Under § 164.506(c), the consent must be written in plain language. See the preamble discussion regarding notice of privacy practices for a description of plain language requirements. We do not provide a model consent in this rule. We will provide further guidance on drafting consent documents prior to the compliance date.
Under § 164.506(c)(1), the consent must inform the individual that protected health information may be used and disclosed by the covered entity to carry out treatment, payment, or health care operations. The covered entity must determine which of these elements (use and/or disclosure; treatment, payment, and/or health care operations) to include in the consent document, as appropriate for the covered entity's practices.
For covered health care providers that are required to obtain consent, the requirement applies only to the extent the covered provider uses or discloses protected health information. For example, if all of a covered provider's health care operations are conducted by members of the covered provider's own workforce, the covered provider may choose to obtain consent only for uses, not disclosures, of protected health information to carry out health care operations. If an individual pays out of pocket for all services received from the covered provider and the provider will not disclose any information about the patient to a third party payor, the provider may choose not to obtain the individual's consent to disclose information for payment purposes. In order for a covered provider to be able to use and disclose information for all three purposes, however, all three purposes must be included in the consent.
Under §§ 164.506(c)(2) and (3), the consent must refer the individual to the covered entity's notice for additional information about the uses and disclosures of information described in the consent. The consent must also indicate that the individual has the right to review the notice prior to signing the consent. If the covered entity has reserved the right to change its privacy practices in accordance with § 164.520(b)(1)(v)(C), the consent must indicate that the terms of the notice may change and must describe how the individual may obtain a revised notice. See § 164.520 and the corresponding preamble discussion regarding notice requirements.
Under § 164.506(c)(4), the consent must inform individuals that they have the right to request restrictions on uses and disclosures of protected health information for treatment, payment, and health care operations purposes. It must also state that the covered entity is not required to agree to an individual's request, but that if the covered entity does agree to the request, the restriction is binding on the covered entity. See § 164.522(a) regarding the right to request restrictions.

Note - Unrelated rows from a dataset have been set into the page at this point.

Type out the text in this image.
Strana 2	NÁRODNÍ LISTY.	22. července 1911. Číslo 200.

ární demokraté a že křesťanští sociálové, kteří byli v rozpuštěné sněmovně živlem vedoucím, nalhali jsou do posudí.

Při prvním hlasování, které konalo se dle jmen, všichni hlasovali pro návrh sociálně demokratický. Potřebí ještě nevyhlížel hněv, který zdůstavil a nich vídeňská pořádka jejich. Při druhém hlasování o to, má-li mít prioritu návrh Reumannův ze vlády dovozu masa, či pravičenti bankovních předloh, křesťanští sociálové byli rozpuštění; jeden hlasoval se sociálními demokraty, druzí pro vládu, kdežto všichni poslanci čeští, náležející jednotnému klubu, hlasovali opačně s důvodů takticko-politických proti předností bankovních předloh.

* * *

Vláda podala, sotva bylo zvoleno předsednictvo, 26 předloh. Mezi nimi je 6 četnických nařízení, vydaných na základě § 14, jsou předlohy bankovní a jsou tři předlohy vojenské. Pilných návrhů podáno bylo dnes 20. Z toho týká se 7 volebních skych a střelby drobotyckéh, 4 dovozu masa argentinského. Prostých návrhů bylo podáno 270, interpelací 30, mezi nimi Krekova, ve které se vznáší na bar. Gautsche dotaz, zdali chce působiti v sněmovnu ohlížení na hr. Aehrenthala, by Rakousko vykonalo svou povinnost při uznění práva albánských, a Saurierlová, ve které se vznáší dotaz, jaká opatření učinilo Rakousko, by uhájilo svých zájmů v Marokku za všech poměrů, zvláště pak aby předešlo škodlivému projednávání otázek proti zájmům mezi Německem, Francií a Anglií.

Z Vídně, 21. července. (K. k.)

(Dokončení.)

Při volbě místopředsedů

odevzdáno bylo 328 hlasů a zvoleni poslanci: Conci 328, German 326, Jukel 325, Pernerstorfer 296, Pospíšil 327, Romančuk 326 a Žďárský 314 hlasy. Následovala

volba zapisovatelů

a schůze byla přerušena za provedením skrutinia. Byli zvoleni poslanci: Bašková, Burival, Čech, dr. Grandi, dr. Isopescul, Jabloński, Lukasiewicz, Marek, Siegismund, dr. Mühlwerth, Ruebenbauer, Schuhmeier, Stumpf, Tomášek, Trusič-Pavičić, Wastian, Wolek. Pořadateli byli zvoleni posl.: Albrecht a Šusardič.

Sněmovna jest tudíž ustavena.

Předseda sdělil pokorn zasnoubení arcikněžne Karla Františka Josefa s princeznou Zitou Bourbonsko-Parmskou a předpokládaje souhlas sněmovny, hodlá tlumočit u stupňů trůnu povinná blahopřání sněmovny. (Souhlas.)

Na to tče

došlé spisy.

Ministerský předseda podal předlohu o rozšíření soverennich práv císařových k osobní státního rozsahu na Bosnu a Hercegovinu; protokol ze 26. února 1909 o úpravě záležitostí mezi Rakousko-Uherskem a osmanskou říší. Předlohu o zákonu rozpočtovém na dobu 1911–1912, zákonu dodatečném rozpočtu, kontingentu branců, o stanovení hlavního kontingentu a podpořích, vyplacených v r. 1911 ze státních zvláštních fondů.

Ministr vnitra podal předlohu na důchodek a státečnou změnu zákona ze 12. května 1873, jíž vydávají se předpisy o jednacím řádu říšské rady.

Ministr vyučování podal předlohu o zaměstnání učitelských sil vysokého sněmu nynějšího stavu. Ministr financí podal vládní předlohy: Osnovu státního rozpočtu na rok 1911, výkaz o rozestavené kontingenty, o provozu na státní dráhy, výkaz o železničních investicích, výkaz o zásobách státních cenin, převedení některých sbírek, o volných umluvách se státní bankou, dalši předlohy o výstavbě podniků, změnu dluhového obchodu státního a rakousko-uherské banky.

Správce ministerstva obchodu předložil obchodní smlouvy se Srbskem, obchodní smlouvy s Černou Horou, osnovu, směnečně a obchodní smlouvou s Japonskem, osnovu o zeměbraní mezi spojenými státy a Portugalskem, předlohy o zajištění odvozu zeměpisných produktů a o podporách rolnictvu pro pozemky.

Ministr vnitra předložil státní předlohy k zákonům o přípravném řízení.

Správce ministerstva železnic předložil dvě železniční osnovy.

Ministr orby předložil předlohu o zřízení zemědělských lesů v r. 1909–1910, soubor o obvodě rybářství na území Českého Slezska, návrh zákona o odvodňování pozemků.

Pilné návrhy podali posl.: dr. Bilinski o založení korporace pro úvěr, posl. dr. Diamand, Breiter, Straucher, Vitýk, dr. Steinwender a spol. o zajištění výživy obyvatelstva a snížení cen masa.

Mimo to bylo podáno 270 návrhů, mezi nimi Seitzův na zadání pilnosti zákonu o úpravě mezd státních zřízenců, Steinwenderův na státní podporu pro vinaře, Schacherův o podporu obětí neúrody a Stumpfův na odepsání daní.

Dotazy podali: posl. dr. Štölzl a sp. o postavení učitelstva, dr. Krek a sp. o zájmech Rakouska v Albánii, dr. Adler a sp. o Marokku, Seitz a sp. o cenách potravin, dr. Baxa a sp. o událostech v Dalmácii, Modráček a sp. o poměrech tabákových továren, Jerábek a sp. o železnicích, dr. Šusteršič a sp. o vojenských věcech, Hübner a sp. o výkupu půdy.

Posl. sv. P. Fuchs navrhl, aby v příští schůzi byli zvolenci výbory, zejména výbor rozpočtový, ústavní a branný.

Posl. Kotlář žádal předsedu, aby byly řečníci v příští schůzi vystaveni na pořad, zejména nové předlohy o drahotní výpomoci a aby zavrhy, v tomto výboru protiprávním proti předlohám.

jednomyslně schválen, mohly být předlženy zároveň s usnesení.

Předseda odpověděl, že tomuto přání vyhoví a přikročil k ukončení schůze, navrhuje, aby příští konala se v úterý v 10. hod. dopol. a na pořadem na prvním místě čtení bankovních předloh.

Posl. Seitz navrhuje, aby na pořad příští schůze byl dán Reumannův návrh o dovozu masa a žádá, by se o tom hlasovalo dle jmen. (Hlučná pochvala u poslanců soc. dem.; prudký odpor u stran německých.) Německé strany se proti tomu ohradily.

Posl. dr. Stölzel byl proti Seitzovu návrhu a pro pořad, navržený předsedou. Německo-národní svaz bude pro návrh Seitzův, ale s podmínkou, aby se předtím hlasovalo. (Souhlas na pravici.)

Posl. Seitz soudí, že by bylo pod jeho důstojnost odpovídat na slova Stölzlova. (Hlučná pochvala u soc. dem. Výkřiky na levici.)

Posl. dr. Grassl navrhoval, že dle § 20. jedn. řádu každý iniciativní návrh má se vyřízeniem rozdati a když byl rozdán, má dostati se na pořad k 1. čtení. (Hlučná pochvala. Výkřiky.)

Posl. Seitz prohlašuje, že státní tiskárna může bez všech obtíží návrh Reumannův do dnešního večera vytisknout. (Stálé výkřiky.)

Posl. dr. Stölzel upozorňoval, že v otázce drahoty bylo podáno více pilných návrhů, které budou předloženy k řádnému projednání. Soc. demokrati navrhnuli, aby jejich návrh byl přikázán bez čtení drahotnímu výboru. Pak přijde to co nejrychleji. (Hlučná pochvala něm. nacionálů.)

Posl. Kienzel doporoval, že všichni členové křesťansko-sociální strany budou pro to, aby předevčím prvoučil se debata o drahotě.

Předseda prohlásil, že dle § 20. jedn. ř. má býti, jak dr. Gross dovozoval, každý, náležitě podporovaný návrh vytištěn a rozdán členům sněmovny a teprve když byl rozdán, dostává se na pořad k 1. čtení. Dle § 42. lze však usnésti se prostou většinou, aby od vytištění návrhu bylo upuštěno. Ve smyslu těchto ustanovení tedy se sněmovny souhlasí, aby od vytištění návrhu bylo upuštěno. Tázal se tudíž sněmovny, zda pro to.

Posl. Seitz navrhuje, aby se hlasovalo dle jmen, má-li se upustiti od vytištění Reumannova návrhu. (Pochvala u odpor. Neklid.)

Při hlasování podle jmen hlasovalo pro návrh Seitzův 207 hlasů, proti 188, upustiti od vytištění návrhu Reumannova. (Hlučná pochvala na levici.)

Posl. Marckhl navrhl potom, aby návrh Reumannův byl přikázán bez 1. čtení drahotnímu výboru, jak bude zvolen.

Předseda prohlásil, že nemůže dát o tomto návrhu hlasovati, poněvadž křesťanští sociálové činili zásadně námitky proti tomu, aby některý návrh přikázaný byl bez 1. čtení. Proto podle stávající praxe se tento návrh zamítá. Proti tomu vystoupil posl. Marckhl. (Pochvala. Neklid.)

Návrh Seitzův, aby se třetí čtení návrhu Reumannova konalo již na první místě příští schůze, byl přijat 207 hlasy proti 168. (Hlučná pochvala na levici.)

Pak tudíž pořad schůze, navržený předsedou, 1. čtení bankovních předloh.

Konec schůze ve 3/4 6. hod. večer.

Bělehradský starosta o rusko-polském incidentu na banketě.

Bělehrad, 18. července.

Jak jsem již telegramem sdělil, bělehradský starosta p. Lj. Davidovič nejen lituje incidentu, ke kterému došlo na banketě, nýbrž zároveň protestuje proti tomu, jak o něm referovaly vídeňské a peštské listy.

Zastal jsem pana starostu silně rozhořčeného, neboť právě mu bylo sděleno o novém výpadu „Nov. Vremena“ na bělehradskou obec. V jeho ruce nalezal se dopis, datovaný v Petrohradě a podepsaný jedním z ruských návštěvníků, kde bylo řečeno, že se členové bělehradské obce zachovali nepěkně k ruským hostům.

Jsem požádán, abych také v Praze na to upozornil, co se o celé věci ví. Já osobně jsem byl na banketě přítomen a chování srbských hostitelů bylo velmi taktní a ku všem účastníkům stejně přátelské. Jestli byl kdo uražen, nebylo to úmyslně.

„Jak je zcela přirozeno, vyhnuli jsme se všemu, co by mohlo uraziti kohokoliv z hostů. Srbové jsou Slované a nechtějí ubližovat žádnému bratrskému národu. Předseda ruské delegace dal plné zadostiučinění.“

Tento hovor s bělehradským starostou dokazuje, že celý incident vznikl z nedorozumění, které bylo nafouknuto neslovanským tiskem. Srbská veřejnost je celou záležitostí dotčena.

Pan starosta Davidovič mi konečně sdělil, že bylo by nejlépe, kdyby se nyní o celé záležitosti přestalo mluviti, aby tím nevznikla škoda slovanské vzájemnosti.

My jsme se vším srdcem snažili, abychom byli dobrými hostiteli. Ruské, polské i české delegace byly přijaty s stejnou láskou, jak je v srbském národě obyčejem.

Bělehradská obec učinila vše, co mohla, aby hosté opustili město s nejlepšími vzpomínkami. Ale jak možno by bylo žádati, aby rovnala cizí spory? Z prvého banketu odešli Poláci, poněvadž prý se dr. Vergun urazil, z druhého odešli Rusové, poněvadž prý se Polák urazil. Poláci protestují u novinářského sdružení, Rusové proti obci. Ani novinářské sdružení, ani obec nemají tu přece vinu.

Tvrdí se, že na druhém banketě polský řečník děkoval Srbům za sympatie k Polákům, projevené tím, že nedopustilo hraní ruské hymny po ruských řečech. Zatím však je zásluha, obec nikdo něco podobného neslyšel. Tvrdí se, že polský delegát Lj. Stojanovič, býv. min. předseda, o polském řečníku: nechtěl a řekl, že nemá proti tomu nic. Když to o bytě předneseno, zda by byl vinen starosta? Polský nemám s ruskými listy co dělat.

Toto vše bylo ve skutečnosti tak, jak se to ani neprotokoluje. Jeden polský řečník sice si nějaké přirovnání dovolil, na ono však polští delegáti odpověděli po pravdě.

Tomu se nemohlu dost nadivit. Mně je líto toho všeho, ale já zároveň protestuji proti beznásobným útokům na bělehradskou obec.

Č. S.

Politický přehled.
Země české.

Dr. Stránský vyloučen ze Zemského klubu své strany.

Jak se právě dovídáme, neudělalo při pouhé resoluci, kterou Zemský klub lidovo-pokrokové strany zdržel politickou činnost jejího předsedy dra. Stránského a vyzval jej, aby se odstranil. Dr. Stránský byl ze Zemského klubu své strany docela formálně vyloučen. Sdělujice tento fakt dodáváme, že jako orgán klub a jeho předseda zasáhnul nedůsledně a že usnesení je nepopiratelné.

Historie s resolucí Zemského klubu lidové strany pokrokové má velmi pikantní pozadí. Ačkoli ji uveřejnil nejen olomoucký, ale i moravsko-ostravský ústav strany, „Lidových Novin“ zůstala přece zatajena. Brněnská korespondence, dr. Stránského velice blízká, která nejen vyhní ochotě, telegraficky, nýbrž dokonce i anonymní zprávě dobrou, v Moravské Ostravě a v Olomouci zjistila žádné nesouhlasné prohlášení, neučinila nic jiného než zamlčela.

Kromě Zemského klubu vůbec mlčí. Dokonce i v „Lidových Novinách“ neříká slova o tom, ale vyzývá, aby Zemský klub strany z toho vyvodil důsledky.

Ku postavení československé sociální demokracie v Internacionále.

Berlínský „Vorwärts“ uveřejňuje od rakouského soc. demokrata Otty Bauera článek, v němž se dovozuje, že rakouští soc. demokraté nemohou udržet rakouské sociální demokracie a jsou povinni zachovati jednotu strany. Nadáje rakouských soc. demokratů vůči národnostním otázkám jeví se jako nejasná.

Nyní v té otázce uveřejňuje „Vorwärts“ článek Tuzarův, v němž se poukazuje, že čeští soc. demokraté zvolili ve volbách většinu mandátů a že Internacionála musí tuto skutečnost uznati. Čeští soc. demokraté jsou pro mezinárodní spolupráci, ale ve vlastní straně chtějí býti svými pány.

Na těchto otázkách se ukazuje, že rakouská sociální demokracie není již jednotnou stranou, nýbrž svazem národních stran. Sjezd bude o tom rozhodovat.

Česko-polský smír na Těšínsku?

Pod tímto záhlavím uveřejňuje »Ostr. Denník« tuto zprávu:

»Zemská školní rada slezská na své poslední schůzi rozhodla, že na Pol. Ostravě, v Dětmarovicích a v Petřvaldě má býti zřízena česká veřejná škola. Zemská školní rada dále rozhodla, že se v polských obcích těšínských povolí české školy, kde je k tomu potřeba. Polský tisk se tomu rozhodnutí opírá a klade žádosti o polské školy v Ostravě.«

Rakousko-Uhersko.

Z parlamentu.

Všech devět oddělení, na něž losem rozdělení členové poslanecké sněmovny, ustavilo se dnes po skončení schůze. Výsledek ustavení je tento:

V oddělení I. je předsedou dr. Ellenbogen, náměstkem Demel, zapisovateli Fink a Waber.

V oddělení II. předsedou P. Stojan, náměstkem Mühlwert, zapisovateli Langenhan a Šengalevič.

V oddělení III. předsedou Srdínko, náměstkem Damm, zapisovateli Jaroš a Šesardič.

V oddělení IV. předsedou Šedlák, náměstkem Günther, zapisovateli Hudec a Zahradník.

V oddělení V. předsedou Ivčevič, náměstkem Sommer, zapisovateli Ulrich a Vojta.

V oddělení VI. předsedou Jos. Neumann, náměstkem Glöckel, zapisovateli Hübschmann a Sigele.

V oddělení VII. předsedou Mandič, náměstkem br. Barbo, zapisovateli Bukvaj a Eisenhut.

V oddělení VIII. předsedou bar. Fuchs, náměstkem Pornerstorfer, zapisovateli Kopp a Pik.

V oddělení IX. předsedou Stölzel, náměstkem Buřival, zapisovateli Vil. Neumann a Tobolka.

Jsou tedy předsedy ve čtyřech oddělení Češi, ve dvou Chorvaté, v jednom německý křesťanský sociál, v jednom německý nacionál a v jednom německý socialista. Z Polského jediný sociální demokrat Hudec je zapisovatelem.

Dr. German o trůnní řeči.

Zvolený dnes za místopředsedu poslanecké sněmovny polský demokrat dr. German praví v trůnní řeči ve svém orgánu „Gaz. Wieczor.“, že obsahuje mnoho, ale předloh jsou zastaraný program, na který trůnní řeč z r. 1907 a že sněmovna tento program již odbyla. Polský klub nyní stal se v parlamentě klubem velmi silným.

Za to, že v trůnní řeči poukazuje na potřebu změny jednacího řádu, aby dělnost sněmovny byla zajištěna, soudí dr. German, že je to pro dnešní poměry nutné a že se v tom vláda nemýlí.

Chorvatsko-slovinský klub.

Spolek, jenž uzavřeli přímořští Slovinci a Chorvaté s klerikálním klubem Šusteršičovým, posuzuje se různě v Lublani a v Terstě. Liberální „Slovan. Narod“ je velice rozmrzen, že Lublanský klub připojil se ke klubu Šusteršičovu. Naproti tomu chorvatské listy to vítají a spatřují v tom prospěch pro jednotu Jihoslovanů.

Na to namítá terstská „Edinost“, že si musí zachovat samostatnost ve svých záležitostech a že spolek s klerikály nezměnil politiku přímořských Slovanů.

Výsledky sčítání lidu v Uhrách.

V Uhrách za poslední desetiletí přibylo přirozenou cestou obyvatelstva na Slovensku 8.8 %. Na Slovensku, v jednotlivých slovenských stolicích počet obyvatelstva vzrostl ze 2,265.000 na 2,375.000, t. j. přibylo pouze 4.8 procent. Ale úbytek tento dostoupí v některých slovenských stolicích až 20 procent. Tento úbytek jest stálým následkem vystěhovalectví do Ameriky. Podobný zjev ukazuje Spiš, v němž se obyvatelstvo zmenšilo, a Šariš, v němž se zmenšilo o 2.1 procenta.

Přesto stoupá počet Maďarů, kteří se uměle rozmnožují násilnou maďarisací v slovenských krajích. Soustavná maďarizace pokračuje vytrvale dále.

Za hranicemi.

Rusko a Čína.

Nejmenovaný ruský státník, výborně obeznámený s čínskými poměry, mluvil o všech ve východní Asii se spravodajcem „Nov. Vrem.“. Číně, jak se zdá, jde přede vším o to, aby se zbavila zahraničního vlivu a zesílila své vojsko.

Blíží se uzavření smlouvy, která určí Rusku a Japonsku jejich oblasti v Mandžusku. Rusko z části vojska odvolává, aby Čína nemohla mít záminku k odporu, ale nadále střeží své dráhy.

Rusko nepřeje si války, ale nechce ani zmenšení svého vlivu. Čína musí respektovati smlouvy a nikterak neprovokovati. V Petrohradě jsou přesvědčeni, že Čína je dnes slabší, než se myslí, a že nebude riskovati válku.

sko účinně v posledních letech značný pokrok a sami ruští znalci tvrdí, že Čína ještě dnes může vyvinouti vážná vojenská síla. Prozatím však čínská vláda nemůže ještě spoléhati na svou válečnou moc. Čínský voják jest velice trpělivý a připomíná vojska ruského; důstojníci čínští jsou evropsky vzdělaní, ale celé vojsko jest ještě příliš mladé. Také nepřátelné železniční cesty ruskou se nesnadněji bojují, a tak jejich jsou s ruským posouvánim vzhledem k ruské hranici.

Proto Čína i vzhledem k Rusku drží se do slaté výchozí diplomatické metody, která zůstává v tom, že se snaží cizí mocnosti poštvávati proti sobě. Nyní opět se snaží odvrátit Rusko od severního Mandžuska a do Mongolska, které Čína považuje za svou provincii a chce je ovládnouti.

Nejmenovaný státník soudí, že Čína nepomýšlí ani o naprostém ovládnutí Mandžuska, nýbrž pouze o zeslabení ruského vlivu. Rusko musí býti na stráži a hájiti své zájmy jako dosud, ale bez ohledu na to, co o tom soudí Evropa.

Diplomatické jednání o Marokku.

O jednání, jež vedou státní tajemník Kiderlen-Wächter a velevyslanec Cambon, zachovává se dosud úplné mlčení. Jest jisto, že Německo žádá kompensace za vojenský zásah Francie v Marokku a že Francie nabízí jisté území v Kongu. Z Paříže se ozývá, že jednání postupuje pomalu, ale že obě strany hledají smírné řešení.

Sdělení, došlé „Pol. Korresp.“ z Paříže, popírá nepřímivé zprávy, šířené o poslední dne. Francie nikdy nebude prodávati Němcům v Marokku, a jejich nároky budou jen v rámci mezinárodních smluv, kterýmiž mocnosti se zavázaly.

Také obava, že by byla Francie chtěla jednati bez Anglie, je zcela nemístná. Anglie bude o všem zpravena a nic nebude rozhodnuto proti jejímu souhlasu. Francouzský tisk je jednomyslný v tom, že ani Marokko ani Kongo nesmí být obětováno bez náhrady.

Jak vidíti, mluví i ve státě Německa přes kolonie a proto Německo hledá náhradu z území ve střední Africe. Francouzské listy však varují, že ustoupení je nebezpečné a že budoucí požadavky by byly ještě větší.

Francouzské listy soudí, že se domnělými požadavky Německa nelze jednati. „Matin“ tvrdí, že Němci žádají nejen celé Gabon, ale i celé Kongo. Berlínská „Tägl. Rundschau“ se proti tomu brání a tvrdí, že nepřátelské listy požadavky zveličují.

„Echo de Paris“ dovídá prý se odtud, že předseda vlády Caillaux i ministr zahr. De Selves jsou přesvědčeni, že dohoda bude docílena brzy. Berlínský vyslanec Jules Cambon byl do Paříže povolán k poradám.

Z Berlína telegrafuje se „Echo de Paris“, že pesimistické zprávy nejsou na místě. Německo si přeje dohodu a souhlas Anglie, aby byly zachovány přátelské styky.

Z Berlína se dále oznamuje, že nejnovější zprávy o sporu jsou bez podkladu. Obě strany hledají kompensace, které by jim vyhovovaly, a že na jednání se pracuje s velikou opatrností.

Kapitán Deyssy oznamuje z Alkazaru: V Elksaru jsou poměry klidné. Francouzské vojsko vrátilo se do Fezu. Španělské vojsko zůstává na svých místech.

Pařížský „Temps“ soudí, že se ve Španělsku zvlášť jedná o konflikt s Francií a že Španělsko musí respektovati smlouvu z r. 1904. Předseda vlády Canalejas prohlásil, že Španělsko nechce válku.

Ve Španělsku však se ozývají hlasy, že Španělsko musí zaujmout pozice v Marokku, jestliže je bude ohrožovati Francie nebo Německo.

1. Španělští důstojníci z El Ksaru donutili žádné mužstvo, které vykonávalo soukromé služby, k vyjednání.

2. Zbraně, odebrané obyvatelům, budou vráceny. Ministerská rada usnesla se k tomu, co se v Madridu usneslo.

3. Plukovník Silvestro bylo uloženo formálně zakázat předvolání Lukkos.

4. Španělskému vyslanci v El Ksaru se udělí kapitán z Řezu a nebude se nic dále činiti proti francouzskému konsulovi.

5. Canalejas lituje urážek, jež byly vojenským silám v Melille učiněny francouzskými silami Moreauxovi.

Under § 164.506(c)(5), the consent must indicate that the individual has the right to revoke the consent in writing, except to the extent that the covered entity has taken action in reliance on the consent.
Under § 164.506(c)(6), the consent must include the individual's signature and the date of signature. Once we adopt the standards for electronic signature, another of the required administrative simplification standards we are required to adopt under HIPAA, an electronic signature that meets those standards will be sufficient under this rule. We do not require any verification of the individual's identity or authentication of the individual's signature. We expect covered health care providers that are required to obtain consent to employ the same level of scrutiny to these signatures as they do to the signature obtained on a document regarding the individual's consent to undergo treatment by the provider.